Problem 2.6.5

 

Estimate the pressure required to make methanol formation feasible.  Feed is comprised of stoichiometric amounts of carbon monoxide and hydrogen.  The reaction is to be conducted at 500 degrees centigrade.  Heat capacity data is missing.  One mole of carbon monoxide reacts with two moles of hydrogen to produce one mole of methanol.  Energy of formation (delta G) and enthalpy of formation (delta F) values could be found from the literature. 

 

What is the value of equilibrium constant at this temperature?

 

Solution:

 

Delta G is equal to minus RT log (K), where delta G is given by delta H minus T delta S.  In the absence of heat capacity data, both delta H and delta S are considered constant.  These values for the reaction mixture can be calculated considering the value positive for the products (as being produced) and negative for the reactants (as being consumed). 

 

                                    Delta G₂₉₈          Delta H₂₉₈                                  nu

Carbon monoxide           -32,810             -26,420 calories per mole            -1

Hydrogen                      0                      0                                              -2

Methanol                       -38,690             -48,080                                     1

 

 

Delta G₂₉₈ is equal to minus 1 time (-32,810) plus (-2 time 0) plus 1 time (-38,690).  This results in delta G₂₉₈ value of minus 5,850 calories per mole.

Delta H₂₉₈ is equal to minus 1 time (-26,420) plus (-2 time 0) plus 1 time (-48,080).  This results in delta H₂₉₈ value of minus 21,660 calories per mole.

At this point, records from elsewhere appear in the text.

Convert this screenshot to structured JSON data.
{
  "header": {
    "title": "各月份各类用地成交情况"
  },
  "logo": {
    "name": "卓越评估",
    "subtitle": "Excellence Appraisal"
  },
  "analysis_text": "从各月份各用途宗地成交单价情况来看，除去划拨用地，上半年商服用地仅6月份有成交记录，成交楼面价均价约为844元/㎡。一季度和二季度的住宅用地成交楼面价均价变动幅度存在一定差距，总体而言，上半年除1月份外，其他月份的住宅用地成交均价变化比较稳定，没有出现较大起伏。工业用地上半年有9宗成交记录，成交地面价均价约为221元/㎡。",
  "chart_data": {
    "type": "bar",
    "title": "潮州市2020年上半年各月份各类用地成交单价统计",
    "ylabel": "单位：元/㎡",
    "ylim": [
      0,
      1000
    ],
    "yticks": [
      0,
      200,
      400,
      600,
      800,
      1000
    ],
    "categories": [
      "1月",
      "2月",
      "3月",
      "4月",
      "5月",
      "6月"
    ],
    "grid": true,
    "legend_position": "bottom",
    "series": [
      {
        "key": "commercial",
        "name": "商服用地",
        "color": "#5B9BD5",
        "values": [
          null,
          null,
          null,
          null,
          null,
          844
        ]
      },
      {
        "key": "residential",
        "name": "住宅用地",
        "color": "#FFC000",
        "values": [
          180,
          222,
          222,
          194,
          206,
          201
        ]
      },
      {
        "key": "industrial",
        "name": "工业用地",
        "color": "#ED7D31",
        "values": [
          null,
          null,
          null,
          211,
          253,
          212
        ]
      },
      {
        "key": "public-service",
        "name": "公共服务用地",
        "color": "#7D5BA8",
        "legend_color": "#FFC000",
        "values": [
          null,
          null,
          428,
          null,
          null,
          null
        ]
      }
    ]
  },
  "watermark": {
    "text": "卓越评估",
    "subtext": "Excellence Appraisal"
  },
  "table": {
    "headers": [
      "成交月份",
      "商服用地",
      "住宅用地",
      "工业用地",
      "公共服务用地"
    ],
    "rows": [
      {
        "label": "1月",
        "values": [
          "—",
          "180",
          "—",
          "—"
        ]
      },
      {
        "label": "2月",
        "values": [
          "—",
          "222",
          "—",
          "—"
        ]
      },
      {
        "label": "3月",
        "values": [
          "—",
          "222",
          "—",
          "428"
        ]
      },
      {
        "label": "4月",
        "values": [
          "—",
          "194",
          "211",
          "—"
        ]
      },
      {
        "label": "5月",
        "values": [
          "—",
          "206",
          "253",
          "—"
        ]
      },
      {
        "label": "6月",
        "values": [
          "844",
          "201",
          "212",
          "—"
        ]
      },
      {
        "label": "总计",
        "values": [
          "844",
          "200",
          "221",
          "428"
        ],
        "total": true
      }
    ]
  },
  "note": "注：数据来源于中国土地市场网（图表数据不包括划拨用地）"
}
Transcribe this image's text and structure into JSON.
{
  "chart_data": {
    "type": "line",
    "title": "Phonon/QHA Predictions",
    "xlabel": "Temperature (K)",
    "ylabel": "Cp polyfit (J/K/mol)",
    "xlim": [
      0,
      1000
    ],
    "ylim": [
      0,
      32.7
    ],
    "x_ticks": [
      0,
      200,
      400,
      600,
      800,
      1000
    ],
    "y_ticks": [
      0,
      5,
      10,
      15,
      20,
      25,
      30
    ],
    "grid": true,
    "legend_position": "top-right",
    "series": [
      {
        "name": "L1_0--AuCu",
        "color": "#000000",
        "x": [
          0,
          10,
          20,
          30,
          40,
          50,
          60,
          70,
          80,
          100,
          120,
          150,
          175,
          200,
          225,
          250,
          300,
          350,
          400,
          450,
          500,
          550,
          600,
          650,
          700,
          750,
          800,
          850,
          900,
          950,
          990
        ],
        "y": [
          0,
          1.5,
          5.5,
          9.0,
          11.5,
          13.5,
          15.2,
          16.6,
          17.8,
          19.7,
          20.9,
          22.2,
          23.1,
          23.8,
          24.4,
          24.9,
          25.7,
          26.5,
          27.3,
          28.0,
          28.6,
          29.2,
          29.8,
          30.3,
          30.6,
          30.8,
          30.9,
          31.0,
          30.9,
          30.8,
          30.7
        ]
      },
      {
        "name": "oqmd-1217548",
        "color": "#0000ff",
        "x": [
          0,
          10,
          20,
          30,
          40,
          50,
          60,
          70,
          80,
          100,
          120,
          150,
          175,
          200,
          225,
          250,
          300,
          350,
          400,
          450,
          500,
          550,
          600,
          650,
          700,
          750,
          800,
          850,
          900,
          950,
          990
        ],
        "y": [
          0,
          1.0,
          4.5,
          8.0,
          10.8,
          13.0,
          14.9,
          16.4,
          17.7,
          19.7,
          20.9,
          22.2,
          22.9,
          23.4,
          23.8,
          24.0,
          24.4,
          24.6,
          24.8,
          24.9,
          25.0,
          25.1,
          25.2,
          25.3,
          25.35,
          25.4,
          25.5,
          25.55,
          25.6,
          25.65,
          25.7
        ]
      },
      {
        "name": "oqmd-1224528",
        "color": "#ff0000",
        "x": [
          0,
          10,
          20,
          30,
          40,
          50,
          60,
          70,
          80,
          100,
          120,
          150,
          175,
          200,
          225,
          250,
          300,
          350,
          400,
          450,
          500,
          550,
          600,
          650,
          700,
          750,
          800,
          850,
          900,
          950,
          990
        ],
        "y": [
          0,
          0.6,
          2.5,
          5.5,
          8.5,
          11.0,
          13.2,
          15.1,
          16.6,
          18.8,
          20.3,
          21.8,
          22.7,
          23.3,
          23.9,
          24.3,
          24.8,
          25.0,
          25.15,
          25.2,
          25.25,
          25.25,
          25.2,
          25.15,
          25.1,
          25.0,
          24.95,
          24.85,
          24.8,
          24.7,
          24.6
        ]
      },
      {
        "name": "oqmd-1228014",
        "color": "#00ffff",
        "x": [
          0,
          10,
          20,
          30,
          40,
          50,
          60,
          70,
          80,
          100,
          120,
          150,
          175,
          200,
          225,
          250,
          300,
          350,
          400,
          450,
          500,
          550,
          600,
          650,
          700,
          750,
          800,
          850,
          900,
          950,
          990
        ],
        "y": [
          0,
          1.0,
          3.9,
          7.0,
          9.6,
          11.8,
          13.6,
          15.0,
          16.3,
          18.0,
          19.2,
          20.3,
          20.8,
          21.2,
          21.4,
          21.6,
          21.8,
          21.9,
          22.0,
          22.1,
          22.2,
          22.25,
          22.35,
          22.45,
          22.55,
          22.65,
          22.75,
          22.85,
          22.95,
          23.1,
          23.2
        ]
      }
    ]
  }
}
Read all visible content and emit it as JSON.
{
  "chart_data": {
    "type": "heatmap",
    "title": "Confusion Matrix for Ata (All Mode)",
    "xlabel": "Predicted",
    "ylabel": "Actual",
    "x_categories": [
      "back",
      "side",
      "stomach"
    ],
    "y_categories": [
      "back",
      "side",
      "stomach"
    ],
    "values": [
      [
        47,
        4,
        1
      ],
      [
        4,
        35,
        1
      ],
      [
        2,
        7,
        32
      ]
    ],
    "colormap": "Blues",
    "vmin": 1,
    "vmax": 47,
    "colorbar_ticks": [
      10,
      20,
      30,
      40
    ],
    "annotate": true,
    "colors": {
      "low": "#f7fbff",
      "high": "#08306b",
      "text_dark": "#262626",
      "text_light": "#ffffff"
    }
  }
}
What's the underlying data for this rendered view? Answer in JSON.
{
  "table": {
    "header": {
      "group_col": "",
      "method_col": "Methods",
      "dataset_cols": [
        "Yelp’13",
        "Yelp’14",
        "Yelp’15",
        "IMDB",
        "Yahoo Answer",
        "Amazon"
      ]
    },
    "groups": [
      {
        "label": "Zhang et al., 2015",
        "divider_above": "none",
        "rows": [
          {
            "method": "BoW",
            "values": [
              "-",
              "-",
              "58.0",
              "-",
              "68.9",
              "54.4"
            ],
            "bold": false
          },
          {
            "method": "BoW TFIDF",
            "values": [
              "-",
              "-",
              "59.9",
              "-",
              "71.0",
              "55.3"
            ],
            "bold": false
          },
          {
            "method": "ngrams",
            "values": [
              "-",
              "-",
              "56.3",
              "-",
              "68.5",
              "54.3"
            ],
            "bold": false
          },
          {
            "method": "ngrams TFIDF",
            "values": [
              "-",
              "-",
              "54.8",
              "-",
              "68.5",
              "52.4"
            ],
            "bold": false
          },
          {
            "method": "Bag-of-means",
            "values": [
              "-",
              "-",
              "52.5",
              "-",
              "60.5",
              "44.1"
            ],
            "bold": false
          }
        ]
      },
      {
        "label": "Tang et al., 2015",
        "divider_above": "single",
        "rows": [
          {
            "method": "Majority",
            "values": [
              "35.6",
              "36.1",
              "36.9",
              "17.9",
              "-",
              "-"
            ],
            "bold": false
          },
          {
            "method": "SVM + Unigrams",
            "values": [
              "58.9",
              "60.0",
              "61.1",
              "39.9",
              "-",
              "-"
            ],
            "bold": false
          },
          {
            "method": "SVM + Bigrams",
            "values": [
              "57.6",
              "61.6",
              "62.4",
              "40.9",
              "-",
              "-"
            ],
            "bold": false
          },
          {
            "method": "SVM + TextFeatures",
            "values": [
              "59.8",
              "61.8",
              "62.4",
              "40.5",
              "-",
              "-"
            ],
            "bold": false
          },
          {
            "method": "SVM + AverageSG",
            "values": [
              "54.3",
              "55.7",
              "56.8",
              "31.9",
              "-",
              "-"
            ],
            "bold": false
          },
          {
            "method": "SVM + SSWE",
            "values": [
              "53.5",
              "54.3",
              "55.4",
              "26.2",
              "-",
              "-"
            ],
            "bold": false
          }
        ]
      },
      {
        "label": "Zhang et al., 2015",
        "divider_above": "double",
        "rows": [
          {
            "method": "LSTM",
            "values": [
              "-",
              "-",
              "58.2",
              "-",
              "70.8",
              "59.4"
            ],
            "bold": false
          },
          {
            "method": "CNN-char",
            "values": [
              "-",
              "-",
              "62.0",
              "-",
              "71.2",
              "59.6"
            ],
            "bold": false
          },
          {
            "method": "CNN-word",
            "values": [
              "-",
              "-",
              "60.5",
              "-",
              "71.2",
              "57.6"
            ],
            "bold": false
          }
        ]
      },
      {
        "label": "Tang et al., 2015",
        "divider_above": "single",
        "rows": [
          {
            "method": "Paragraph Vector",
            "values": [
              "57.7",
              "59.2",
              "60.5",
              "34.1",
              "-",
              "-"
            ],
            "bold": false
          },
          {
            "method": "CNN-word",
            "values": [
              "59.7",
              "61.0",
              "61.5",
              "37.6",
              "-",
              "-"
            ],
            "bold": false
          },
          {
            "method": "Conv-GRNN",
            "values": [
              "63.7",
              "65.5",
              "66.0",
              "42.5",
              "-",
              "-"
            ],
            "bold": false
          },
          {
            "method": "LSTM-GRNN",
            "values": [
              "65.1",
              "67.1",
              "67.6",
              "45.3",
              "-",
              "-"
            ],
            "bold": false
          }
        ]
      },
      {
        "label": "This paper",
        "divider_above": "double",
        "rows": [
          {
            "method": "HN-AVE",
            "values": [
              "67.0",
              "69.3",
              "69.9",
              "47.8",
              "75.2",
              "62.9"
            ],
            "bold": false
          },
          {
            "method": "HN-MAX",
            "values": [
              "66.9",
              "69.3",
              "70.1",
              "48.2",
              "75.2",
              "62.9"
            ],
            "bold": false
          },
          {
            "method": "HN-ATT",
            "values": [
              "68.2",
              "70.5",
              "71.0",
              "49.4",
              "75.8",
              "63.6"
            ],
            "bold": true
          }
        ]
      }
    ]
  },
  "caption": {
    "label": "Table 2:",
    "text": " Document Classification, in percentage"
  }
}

Delta S is given as (delta H minus delta G)/T.  Its value is equal to minus 52.95 calories per mole per degree Kelvin. 

 

Delta G at any temperature, T, is equal to delta H minus T delta S.  This value at 500 degrees centigrade is equal to minus 21,660 minus 773×52.95 or 19,280.6 calories per mole.  This gives a value of K, exp (minus delta G/(RT)), as 3.55×10^-6.

 

If we consider a conversion of x, then for a stiochiometric feed mixture, the product composition could be calculated as follows:

 

                                    Feed                 Reaction           Product             mole fraction                              partial pressure

Carbon monoxide           1                      minus x             1 minus x          (1 minus x)/(3 minus 2 x)            (1 minus x)/(3 minus 2 x)*P_T

Hydrogen                      2                      minus 2 x          2 minus 2 x       2(1 minus x)/(3 minus 2 x)          2(1 minus x)/(3 minus 2 x)*P_T

Methanol                       0                      x                      x                      x/(3 minus 2 x)                          x/(3 minus 2 x)*P_T

Total                             3                      minus 2 x          3 minus 2 x                                                      

 

If reaction is conducted at a pressure of P_T, the equilibrium constant, K, can be expressed as

 

K is equal to x (3 minus 2 x)²/[4(1 minus x)³P_T²] = 3.55×10^-6

 

For a 10 percent conversion, the above equation could be solved to yield a required system pressure of 275 atmospheres.  For a 90 percent conversion, pressure requirement is 9,600 atmospherers.